The update will add integrated email, a “new video store,” calendar and contact apps, and better tethering between tablet and a user’s BlackBerry. On the enterprise side of things, RIM is apparently tweaking the PlayBook’s manageability options and enterprise application deployment. The updated software will also include a separate area within BlackBerry App World for enterprise applications.
However, a BlackBerry Messenger application native to the PlayBook is apparently not forthcoming in the near future. “We have decided to defer the inclusion of the BBM application to a subsequent BlackBerry PlayBook OS release,” Smith wrote. “We are committed to developing a seamless BBM solution that fully delivers on the powerful, push based messaging capabilities recognized today by BlackBerry users around the world.”
Will the PlayBook software update coincide with RIM’s planned release of BBX, the QNX-based operating system designed to replace the long-running BlackBerry OS? So far, RIM has offered precious few details about BBX’s user interface or release date.

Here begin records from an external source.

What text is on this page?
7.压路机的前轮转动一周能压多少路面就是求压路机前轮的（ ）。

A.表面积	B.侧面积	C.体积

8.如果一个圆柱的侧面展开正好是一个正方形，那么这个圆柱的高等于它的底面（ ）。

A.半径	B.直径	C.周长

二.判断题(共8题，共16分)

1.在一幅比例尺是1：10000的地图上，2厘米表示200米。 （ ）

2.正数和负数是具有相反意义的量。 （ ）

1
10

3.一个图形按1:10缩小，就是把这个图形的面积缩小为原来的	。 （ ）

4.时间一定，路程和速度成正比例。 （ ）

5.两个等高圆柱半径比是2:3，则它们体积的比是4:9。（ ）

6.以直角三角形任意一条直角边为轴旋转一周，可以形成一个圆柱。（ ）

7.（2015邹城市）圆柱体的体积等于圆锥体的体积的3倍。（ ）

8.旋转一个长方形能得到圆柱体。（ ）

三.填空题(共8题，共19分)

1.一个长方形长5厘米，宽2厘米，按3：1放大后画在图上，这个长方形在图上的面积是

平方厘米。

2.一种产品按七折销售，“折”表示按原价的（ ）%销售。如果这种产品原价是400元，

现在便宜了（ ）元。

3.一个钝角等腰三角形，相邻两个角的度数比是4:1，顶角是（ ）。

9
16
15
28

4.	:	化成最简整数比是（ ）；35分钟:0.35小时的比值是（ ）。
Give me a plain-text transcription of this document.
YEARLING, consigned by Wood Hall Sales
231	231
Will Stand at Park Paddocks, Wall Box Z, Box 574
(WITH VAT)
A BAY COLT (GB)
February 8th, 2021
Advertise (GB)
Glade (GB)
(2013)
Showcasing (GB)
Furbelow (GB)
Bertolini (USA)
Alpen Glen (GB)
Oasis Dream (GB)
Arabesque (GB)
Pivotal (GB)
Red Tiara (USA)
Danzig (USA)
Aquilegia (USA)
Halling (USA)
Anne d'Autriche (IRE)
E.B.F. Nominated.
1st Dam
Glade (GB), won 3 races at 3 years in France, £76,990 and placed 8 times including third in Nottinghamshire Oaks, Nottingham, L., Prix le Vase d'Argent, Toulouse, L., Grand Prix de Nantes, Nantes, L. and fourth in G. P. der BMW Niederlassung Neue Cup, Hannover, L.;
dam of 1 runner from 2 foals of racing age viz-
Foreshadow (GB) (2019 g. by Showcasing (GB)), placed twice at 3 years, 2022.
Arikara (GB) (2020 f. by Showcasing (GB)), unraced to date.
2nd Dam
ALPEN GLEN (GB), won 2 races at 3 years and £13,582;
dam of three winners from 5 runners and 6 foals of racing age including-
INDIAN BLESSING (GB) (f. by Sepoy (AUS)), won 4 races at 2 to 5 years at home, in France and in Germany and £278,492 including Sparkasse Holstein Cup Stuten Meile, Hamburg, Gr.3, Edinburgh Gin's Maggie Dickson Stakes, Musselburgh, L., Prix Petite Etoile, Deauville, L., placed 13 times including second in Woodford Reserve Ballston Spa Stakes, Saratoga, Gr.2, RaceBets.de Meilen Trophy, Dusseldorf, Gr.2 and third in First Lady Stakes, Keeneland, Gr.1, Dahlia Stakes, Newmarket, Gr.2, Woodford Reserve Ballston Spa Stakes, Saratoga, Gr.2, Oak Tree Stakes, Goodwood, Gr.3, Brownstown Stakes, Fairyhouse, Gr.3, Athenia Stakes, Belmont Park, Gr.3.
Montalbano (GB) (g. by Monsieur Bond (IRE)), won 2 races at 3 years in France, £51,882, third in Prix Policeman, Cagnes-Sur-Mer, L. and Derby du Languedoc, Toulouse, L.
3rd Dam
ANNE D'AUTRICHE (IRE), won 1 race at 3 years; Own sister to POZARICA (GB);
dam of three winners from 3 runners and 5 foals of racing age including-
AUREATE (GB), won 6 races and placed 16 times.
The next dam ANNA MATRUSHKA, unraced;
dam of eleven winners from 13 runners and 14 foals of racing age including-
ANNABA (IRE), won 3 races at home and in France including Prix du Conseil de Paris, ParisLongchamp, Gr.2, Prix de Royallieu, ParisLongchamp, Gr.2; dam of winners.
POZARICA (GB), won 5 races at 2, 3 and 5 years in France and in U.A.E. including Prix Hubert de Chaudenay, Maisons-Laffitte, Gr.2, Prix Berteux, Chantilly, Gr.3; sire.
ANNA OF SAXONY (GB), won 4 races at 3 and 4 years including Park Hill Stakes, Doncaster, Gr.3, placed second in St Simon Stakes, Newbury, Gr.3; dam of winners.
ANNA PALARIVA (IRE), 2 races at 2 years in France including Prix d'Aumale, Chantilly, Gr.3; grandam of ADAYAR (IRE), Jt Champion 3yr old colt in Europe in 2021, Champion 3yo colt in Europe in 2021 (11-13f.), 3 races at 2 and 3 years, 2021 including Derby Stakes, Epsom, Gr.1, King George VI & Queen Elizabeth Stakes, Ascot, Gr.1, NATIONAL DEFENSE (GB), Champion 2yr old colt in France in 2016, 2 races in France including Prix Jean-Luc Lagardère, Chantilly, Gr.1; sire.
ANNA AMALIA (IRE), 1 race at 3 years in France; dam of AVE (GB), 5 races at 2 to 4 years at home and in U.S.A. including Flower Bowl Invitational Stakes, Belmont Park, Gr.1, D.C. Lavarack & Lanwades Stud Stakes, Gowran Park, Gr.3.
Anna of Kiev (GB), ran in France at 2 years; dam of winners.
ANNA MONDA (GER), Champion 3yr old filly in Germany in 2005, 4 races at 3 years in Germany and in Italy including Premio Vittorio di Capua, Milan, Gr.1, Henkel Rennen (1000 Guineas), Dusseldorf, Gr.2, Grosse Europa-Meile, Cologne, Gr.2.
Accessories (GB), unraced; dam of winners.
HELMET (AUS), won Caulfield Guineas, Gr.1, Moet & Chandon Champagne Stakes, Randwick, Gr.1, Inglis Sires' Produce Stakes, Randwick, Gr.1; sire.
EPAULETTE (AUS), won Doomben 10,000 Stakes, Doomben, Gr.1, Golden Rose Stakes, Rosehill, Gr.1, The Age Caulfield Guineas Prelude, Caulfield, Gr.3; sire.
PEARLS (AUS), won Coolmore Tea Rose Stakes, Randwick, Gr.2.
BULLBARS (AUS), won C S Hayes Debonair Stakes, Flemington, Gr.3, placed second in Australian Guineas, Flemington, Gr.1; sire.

However, at least according to an Oct. 18 statement released by RIM, BBX will apparently “support applications developed using any of the tools available today for the BlackBerry PlayBook … including native SDK, Adobe AIR/Flash and WebWorks/HTML5, as well as the BlackBerry Runtime for Android Apps.”
RIM hopes an upcoming generation of “superphones” running BBX will help the company regain traction as a viable competitor to Apple iOS and Google Android. Research firm Nielsen estimated RIM’s share of the U.S. smartphone market at 18 percent through August, behind both Google Android (43 percent) and Apple iOS (28 percent) but well ahead of Microsoft (8 percent). Microsoft is pouring millions of dollars into making Windows Phone the smartphone space’s third major ecosystem, and both Android and iOS have made significant inroads within the business community over the past several quarters.